Effects of Page Load Speeds

I have recently been working on a new server architecture for a client. For certain reasons I will simply refer to them as client throughout this post.

So, let’s give you a bit of a background. The site is a monster Wordpress site. We are talking about a 500mb+ database, thousands of posts & over a million page views per month. Which was hosted on an ancient (but beefy) apache server with 12gb of RAM and a quad core cpu. But lacked any sort of efficient caching system.

If you haven’t read my post on Nginx and Redis to speed up wordpress you can check it out here

So, I began speccing out an Architecture Diagram, focusing on the Single Responsibility Principle. I would use a Load Balancer (HaProxy), 2 Web Servers (Nginx & Redis) and a Database Server (MySQL). By using Digital Ocean I could efficiently allow these to communicate with each other over their Private IP Addresses.

I will go into this setup in more detail another time, but you could probably piece together the different parts by hitting up various Digital Ocean blog posts.

The site on the Beefy Apache server would load the DOM (on homepage) between 3 and 8 seconds on average. Which is not only slow, but is massively inconsistent. This is totally down to having to process many SQL queries per page load. Very inefficient.

Through the new server, I managed to get this down to consistent sub second DOM loads. Which makes the site feel so much more responsive. Through using Redis and PHP Microcaching with Nginx this allows the site to load consistently quicker as less processing is needed from the server. And by splitting the servers up, it makes sure that they are not fighting each other for resources.

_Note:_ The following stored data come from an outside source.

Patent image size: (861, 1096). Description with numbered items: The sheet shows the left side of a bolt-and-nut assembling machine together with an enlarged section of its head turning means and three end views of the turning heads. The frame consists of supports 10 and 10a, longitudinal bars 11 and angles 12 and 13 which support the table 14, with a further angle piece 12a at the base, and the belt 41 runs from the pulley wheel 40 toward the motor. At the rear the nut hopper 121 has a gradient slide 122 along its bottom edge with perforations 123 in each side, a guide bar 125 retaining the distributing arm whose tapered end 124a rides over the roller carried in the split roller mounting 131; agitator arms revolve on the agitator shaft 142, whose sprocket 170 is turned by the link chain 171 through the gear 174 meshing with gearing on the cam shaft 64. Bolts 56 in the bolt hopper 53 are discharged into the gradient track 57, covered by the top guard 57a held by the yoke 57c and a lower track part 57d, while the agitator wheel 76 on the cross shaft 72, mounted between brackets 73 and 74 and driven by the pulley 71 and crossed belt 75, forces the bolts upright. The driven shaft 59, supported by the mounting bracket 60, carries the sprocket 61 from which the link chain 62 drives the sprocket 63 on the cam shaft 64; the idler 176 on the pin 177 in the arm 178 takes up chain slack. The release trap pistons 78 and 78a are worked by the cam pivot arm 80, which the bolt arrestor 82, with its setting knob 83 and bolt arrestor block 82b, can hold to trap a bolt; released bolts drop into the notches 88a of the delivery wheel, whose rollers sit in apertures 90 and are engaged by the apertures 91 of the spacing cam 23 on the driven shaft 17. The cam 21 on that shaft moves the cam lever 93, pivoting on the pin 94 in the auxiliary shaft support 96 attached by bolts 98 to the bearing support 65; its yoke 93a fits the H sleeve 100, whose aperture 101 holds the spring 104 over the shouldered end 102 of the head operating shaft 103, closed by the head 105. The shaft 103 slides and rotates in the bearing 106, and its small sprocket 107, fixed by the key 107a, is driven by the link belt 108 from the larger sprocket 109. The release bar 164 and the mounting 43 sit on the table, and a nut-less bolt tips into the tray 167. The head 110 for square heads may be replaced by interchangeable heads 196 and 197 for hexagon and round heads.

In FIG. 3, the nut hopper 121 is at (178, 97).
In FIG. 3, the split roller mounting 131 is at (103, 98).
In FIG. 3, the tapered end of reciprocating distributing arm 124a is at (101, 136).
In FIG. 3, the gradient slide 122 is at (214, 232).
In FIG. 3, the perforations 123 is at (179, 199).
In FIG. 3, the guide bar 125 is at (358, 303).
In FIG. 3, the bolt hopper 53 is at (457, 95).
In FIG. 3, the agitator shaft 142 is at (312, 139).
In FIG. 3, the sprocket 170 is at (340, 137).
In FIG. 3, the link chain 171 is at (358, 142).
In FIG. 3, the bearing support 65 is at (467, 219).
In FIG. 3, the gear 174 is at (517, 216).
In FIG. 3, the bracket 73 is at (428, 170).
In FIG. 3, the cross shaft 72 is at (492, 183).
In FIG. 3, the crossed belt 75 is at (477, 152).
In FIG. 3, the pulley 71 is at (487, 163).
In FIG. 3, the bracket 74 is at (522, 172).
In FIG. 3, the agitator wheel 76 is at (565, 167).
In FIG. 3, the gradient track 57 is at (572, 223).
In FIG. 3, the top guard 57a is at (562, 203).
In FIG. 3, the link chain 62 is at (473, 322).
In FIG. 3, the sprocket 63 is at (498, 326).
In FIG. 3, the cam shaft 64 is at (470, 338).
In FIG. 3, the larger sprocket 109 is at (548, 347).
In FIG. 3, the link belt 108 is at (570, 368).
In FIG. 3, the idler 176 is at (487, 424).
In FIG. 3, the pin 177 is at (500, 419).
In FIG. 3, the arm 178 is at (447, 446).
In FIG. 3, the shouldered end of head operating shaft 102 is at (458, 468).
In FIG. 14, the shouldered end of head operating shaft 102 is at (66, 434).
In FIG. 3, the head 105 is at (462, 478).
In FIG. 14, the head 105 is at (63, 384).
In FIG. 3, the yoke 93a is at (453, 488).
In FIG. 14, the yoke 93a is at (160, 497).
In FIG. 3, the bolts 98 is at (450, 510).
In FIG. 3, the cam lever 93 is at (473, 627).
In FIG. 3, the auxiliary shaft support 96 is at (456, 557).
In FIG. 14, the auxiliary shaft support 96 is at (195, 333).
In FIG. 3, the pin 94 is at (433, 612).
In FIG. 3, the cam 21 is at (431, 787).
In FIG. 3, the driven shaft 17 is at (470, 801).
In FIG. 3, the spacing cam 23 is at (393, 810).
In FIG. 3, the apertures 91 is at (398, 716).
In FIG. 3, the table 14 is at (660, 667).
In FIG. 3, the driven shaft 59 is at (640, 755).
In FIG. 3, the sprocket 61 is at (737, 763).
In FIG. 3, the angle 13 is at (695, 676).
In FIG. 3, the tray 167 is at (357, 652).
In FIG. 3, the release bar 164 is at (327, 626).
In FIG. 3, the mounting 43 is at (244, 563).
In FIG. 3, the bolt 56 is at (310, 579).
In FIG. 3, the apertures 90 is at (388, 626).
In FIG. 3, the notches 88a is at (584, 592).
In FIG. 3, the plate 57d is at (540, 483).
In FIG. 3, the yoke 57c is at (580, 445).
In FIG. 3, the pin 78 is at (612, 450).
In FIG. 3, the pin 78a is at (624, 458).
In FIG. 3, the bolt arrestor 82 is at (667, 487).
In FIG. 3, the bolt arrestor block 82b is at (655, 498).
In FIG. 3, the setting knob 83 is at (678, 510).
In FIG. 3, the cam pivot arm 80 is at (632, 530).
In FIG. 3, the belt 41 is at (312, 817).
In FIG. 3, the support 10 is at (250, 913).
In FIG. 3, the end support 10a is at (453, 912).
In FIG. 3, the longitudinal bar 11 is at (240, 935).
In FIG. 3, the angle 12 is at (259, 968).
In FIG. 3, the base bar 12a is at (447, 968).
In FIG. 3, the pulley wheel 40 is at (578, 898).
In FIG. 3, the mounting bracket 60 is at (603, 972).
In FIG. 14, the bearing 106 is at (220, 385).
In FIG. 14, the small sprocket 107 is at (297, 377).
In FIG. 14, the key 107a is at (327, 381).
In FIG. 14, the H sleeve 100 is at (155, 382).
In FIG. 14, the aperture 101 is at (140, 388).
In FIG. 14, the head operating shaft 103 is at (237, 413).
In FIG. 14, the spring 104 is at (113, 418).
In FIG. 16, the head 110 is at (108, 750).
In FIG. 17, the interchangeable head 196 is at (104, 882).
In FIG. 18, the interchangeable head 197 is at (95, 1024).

But, enough of the tech. You want to know the effects. Let’s take a look at the Analytics:

    Sessions: Roughly the same
    Bounce Rate: 5% Average compared to 90% the week before switching

The new bounce rate is almost unbelievable, but it shows you how much your users think about load speeds and reliability. Now, I must admit, this case is most likely on end of the scale because of the amount of new content which is added to the site each day. Meaning users should be more than often be visiting more than one page, but even so, if you can improve your Page Load you should!